De beide paarse kabinetten hebben de ommekeer in gang gezet en een
aantal successen geboekt. Er was de afgelopen jaren slechts één partij
die onverholen koos voor het korte termijn eigenbelang van het
conservatieve deel van de landbouwsector: het CDA. Zij verzette zich
tegen bijna alles. Het mestprobleem werd opgelost; Het CDA stond op de
rem. Er kwam een gewasbeschermingbeleid met veel meer aandacht voor
het milieu; Het CDA verzette zich. Er werd ingezet op het bevorderen
van biologische landbouw en de hervorming van de glastuinbouw; Het CDA
aarzelde. En zelfs in de nasleep van de Mond en Klauwzeer-crisis
stelde het CDA zich ambivalent op. Toen Brinkhorst een onwelwillende
veemarkt in Leeuwarden wilde sluiten wegens het weigeren van
noodzakelijke hygiënische aanpassingen, stak het CDA daar een stokje
voor.
Hoewel de herovering van het ministerie van LNV door het CDA nog maar
pril is, liegen de feiten er niet om: Er zijn inmiddels weer enkele
giftige bestrijdingsmiddelen toegestaan, er wordt circa 90 miljoen
bezuinigd op natuurontwikkeling en de ambitie om werkelijk iets
veranderen aan het Europese landbouwbeleid is fors afgezwakt.

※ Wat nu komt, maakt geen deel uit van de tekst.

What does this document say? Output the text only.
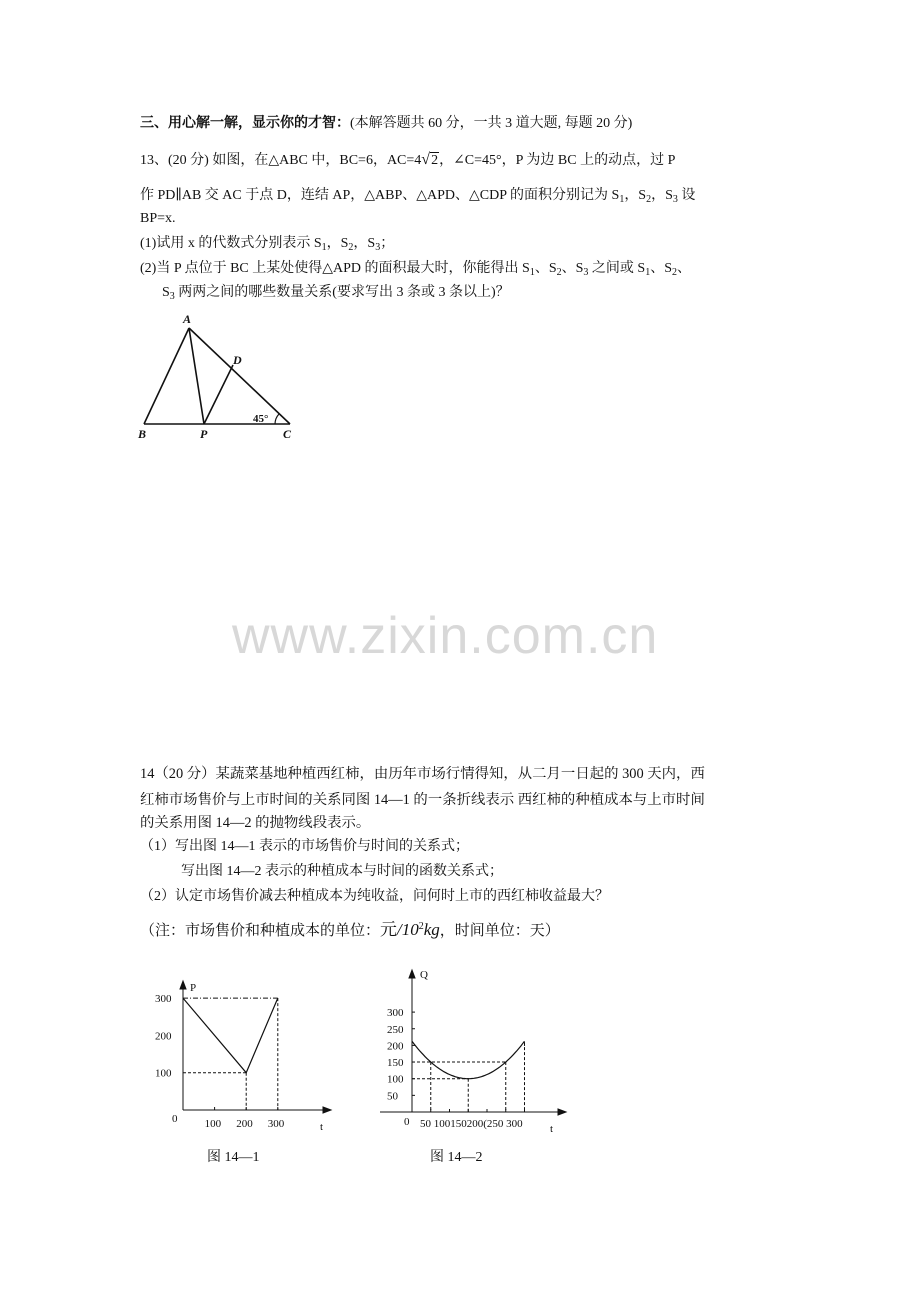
三、用心解一解，显示你的才智：(本解答题共 60 分，一共 3 道大题, 每题 20 分)
13、(20 分) 如图，在△ABC 中，BC=6，AC=4√2，∠C=45°，P 为边 BC 上的动点，过 P
作 PD∥AB 交 AC 于点 D，连结 AP，△ABP、△APD、△CDP 的面积分别记为 $S_1$，$S_2$，$S_3$ 设
BP=x.
(1)试用 x 的代数式分别表示 $S_1$，$S_2$，$S_3$；
(2)当 P 点位于 BC 上某处使得△APD 的面积最大时，你能得出 $S_1$、$S_2$、$S_3$ 之间或 $S_1$、$S_2$、
$S_3$ 两两之间的哪些数量关系(要求写出 3 条或 3 条以上)？
A
B	C
D
P
45°
www.zixin.com.cn
14（20 分）某蔬菜基地种植西红柿，由历年市场行情得知，从二月一日起的 300 天内，西
红柿市场售价与上市时间的关系同图 14—1 的一条折线表示 西红柿的种植成本与上市时间
的关系用图 14—2 的抛物线段表示。
（1）写出图 14—1 表示的市场售价与时间的关系式；
写出图 14—2 表示的种植成本与时间的函数关系式；
（2）认定市场售价减去种植成本为纯收益，问何时上市的西红柿收益最大？
（注：市场售价和种植成本的单位：元$/10^2kg$，时间单位：天）
300
200
100
100 200 300
P
t
0
图 14—1
300
250
200
150
100
50
Q
t
0 50 100150200(250 300
图 14—2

Gezien de opstelling van het CDA in het verleden is deze omslag op het
ministerie niet verassend. Verrassend is wel dat de LPF binnen de
Kamer en in het Kabinet nauwelijks weerwoord biedt aan het CDA. In het
boek Puinhopen van acht jaar Paars reserveerde oprichter Pim Fortuyn
mooie woorden voor het beleid van voormalig landbouw minister
Brinkhorst. Ook schreef hij: De landbouw moet worden losgemaakt van
het EU-subsidie-infuus". Huidig LPF-woordvoerder, en voormalig
boerenleider, Wien van der Brink, heeft inmiddels een geheel andere
lijn. Ook de opstelling van de VVD is opmerkelijk mat: wilden zij ook
niet een andere landbouw?
Een beginnend kabinet verdient meestal het voordeel van de twijfel.
Maar gezien de handelswijze van het CDA in het verleden, de vlakke
opstelling van LPF en VVD en de eerste daden van de nieuwe minister is
er voldoende reden tot bezorgdheid over het nieuwe landbouwbeleid.